Risk Ranking for Public Decision Making

Michael Batz

Resources for the Future

It is the goal of the Food Safety Research Consortium (FSRC) to move towards a food safety system built on science- and risk-based decision making. It is our goal to provide policy makers and stakeholders with the analytical tools necessary in such a system. As a first step, researchers at the University of Maryland School of Medicine (primarily, J. Glenn Morris Jr.) and Resources for the Future (primarily, Michael Taylor, Michael Batz, Alan Krupnick, Sandra Hoffmann) developed the Foodborne Illness Risk Ranking Model (FIRRM) to identify, quantify, and compare the public health impact of the most important microbiological food hazards.
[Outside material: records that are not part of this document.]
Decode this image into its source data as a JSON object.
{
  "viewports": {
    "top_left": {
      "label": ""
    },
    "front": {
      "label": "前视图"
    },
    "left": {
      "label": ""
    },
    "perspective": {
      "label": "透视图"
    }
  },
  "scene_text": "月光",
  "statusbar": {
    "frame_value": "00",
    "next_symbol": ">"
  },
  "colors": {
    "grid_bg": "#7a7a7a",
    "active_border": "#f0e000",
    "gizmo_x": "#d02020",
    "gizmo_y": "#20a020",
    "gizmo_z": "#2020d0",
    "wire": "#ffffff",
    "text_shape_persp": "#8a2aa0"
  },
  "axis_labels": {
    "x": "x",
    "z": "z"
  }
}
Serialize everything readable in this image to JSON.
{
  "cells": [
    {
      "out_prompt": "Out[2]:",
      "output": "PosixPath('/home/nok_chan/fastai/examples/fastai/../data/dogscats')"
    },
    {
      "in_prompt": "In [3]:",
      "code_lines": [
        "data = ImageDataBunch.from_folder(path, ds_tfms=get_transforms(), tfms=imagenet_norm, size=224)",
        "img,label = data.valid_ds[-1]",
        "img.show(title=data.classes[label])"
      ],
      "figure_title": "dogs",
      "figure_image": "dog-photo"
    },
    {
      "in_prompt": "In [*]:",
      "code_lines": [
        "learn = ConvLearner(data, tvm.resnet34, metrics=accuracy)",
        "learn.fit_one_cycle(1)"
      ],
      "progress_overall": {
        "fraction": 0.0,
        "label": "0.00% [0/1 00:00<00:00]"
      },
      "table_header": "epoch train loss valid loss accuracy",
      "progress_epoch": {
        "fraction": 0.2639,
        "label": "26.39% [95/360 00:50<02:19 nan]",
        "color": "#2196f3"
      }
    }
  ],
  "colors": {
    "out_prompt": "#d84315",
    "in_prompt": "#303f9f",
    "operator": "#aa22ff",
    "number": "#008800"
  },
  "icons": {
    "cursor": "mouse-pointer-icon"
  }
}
A "top down" Monte Carlo simulation model based on epidemiological approaches and data, FIRRM focuses on 28 foodborne pathogens and their pathways across a comprehensive range of food categories, and produces rankings of food-pathogen combinations. There are three modules in the model: 1) estimation of incidence of each pathogen based on public health surveillance data; 2) economic costs and loss of Quality Adjusted Life Years (QALYs) due to the symptoms, severities, medical treatments (physician visits, hospitalization), fatalities, recovery periods, and chronic sequelae associated with pathogen-specific illnesses; and 3) the attribution of illnesses from pathogens to food-pathogen combinations, based on outbreak data, expert elicitation, risk assessments, case-control studies, and other data. Resulting food-pathogen combinations can be ranked by five measures of public health impact: cases, hospitalizations, deaths, economic costs, and QALYs. Valuation is currently completed for only four pathogens (Salmonella, Campylobacter, E. coli O157:H7, and Listeria monocytogenes), although estimates for remaining FoodNet pathogens, Norovirus, and Toxoplasma are currently underway. The most critical data gap is in food attribution: outbreak data has problems that make it insufficient as a solitary source, and so we attempted to gather expert judgment and other data as alternatives and supplements. These data show large uncertainties in which foods are associated with illness.

Although current results from FIRRM are only preliminary, we are updating many data sources, addressing uncertainty issues attempting to fill data gaps, and developing a web interface. The second version of FIRRM should be completed in October 2006. The model was developed in Analytica, which has a graphical point-and-click user interface; it is likely not "easy to use" for new users, but the eventual web interface should simplify interaction and allow users to organize and save results. The second draft should provide robust rankings useful for broad policy decision-making, such as resource allocation decisions. It will likely only provide partial answers, however, as we still expect to encounter data quality issues.